According to show organizers and participants, interoperability using H.323, SIP (Session Initiation Protocol), and MGCP (Media Gateway Control Protocol) was illustrated at the show. Among the vendors achieving interoperability success were 3Com, dynamicsoft, and Ubiquity using SIP, and Quicknet, Tundo, Unidata, Active Voice, Agilent and others with H.323.

“Interoperability is a very key issue when you get into IP telephony. There is no way one vendor can own the whole network,” according to Ed Okerson, technical staff member at Quicknet, in Garland, Tex.

H.323 is an IP telephony standard developed by the ITU (International Telecommunications Union) standards body. According to analysts and vendors, although H.323 is widely used by many vendors, newer more scalable standards, such as SIP, are emerging.

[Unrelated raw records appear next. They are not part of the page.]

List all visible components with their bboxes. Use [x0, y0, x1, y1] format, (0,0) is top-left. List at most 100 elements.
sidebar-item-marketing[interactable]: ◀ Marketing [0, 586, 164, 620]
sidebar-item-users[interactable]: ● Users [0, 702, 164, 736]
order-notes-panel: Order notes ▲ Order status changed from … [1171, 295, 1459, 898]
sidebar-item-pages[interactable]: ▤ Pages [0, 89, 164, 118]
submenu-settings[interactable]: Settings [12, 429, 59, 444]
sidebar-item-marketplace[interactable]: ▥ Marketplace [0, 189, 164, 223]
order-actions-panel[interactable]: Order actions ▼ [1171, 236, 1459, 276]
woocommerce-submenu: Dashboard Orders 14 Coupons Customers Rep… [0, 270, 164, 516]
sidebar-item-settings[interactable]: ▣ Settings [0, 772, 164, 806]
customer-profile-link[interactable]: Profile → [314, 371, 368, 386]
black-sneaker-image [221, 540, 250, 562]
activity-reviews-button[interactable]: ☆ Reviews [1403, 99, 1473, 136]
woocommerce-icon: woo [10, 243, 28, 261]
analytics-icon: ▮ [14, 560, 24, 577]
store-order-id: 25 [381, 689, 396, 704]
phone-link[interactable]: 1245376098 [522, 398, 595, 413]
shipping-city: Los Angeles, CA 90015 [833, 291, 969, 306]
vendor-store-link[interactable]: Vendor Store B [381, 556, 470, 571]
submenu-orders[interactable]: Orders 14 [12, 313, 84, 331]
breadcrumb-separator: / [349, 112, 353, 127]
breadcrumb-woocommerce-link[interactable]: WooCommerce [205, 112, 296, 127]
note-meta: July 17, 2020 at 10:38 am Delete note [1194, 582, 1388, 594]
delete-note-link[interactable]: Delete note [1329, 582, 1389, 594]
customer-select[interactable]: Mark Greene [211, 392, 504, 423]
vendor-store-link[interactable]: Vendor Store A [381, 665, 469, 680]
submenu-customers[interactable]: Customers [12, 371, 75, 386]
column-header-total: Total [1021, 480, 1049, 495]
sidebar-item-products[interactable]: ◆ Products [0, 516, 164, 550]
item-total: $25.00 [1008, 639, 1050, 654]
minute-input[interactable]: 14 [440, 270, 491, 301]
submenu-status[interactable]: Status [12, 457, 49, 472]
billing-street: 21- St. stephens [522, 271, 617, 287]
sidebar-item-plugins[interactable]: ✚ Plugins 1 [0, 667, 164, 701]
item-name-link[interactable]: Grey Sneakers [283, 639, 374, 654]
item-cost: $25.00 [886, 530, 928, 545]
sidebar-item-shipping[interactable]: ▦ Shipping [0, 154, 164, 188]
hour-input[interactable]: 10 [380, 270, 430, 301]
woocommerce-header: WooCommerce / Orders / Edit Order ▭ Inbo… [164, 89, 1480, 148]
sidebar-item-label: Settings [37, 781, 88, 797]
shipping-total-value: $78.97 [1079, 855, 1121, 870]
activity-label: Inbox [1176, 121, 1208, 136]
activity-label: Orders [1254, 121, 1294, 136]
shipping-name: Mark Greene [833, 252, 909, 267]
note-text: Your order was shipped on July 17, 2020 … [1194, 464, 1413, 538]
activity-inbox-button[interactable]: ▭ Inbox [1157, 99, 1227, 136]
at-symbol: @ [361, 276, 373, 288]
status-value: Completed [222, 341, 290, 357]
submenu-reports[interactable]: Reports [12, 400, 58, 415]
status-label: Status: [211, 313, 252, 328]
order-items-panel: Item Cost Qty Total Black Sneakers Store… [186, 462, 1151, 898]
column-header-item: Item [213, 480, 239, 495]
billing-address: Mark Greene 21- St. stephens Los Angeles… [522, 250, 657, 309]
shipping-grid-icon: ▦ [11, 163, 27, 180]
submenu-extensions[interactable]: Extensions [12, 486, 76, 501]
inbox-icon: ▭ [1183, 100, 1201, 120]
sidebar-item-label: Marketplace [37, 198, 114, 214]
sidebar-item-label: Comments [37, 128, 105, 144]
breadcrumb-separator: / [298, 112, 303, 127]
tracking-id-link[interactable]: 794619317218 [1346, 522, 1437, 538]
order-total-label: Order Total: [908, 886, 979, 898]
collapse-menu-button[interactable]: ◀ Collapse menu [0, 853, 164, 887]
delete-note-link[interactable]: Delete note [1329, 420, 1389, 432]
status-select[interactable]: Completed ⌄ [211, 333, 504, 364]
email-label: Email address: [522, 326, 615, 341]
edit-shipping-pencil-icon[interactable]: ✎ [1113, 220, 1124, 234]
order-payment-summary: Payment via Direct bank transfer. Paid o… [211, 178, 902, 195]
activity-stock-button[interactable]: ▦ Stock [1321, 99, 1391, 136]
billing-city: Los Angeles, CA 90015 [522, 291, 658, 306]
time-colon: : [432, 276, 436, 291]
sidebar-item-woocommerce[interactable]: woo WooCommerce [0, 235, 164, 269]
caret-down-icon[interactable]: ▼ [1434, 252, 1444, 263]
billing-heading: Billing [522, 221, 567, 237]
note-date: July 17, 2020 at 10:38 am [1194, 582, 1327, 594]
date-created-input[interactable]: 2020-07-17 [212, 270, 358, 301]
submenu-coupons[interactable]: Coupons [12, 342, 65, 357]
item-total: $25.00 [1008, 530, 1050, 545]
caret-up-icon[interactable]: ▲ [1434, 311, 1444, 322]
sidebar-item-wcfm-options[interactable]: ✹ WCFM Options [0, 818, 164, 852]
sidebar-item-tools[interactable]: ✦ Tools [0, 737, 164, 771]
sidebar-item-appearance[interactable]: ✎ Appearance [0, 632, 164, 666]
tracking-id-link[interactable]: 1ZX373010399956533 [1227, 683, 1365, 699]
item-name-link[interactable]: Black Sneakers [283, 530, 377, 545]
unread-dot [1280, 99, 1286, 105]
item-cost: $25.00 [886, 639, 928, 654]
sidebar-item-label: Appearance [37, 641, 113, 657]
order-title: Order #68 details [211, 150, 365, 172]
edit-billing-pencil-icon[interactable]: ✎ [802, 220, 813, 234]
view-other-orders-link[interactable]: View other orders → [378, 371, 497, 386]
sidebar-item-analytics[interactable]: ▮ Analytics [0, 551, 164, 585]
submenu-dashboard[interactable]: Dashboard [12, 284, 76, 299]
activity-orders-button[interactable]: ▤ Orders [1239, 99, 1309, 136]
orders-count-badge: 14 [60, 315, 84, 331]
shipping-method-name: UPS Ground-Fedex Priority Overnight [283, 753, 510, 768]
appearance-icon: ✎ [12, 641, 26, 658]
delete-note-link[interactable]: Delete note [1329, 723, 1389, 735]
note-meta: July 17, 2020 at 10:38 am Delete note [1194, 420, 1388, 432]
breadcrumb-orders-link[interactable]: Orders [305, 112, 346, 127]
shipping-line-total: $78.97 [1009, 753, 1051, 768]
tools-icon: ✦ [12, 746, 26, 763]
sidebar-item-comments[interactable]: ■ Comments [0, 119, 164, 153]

Developed by the IETF (Internet Engineering Task Force), SIP has now emerged as the telephony standard for the future. Because SIP was developed by an Internet-oriented standards body, it is more open and easier to work with, according to Arif Ahsan, senior marketing engineer at 3Com in Rolling Meadows, Ill.

“The biggest advantage of SIP is that it is straightforward and easy to develop. The code is easy to write. H.323 is a mess in terms of coding. It is complicated with a lot of signaling,” said Ahsan.

As standards fall into place, vendors must make interoperability a priority now, according to Westfall.

“If you can’t do it at a trade show under controlled circumstances with limited scalability then it begs the question whether interoperability can be parlayed into wide scale networks anytime in the near future,” he said.

“Vendors need to get their act together if they are serious about IP telephony implementations becoming more mature and business savvy,” Westfall added. “The industry understands this has to happen in order for there to be truly a business case for migrating efficiently to a non-circuit switched telephony infrastructure.”